Na casa onde o lápis morava só havia gente grande e muito atarefada. Ele olhava o movimento das pessoas esperando que alguma delas se lembrasse dele. Um dia, depois de acordar, ele viu um objeto estranho bem ao lado da sua latinha. Ficou curioso. Quem seria? Não resistindo mais a curiosidade que fazia coçar a sua ponta, perguntou:
- Quem é você, meu amigo?
- Eu? Eu sou um caderno. – respondeu.
- Meu amigo, você ficará como eu, ignorado e abandonado em cima dessa mesa. Acho bom você ir saindo de fininho. Ninguém aqui quer saber de objetos como nós.

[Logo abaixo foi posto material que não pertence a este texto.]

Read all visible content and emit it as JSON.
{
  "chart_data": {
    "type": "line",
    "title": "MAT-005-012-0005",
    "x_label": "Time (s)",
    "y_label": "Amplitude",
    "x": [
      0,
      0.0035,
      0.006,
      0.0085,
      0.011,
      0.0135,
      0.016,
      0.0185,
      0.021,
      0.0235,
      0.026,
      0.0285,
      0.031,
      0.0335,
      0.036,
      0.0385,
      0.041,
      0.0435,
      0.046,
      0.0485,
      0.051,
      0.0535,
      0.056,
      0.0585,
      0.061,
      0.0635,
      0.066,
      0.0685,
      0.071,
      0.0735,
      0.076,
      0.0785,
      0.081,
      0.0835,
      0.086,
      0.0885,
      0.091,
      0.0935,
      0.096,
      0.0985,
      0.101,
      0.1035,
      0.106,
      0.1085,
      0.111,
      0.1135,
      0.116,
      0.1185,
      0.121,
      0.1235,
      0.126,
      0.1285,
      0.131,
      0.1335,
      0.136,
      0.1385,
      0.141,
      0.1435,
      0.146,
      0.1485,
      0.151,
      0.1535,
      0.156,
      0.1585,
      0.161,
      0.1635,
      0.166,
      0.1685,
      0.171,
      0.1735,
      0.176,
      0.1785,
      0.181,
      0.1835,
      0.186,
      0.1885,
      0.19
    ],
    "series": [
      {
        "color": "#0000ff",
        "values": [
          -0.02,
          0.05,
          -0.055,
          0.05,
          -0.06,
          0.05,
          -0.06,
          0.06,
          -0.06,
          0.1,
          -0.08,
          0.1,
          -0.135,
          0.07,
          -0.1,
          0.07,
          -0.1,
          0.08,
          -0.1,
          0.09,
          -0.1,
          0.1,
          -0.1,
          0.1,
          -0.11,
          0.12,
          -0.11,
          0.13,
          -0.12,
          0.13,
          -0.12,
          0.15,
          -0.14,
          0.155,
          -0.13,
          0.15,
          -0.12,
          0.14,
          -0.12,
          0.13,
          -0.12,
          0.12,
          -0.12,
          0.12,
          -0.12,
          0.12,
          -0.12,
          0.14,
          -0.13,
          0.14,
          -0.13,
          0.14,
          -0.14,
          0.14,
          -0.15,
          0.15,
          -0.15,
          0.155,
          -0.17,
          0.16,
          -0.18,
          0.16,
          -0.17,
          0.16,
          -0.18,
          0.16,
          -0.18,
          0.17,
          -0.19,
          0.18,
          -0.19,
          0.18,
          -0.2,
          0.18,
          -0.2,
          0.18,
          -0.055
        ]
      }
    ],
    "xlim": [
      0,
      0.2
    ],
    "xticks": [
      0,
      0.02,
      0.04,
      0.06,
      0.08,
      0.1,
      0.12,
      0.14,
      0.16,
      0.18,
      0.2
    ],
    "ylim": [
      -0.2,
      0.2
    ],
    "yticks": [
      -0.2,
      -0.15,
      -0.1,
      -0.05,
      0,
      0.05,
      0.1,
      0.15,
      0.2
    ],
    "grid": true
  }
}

E os dias foram passando. Todas as manhãs a dona da casa pegava a latinha do lápis e o caderno, colocava-os em cima de uma cadeira, limpava a mesa com um pano e depois colocava os dois no mesmo lugar. Pobre lápis. Continuava não servindo para nada como ele pensava. O caderno fingia não ouvir as queixas do companheiro de mesa. Ficava caladinho exibindo a sua capa colorida.
Um belo dia o lápis percebeu uma agitação diferente na casa. Chamou o caderno:
- Amigo, que estará acontecendo?
- Sei não. Penso que seja alguma novidade. – respondeu o caderno.
Enquanto os dois conversavam, a dona da casa acercou-se da mesa, puxou a cadeira, sentou-se e abriu o caderno. Esticou o braço e tirou o lápis da latinha. Ele estremeceu. Nossa! Exclamou ele. Alguém se lembrou de mim! A senhora continuava com lápis na mão, parada como se estivesse pensando. O caderno, impaciente, perguntava ao lápis:
- E agora? Ela vai ou não vai usar você?
- Não sei... – respondeu o lápis enquanto a senhora coçava a cabeça com a ponta do coitadinho.
Passaram-se alguns minutos. Nada. Mais um tempinho e, de repente, a senhora começou a escrever.
“Meu querido filho.
Estou escrevendo este bilhete para lhe fazer um pedido. Venha, com a sua família, passar o natal conosco. Eu e seu pai sentimos muita saudade de você e dos meus netinhos. Venha para encher de luz e alegria a nossa casa.
Um beijo para todos.
Sua mãe.”
Quando a senhora escreveu a palavra mãe, fez com tanta força que a ponta do lápis se partiu. O caderno, observador como sempre, perguntou:
- Doeu muito, amigo?
- Não doeu nada. – respondeu fazendo uma careta.
- Agora deixou de pensar que não servimos para coisa alguma? - insistiu o caderno.
- Tá certo! Tá certo! Acho que me enganei.
A senhora chamou o marido e pedindo para ele apontar o lápis, lembrou-lhe:
- Faça uma ponta fininha porque a nossa neta vai desenhar neste caderno que eu comprei para ela.
- Ih, amigo lápis! Fazer a ponta? Essa vai doer muito... mas vale, né? Eu também fico dolorido quando arrancam as minhas folhas.
Pois é, senhor lápis, o senhor é pra lá de útil. Não se sinta solitário na sua latinha. Só aguarde o momento de ser utilizado. E lembre-se de uma coisa: o caderno não existiria se não existisse você. Os dois são úteis.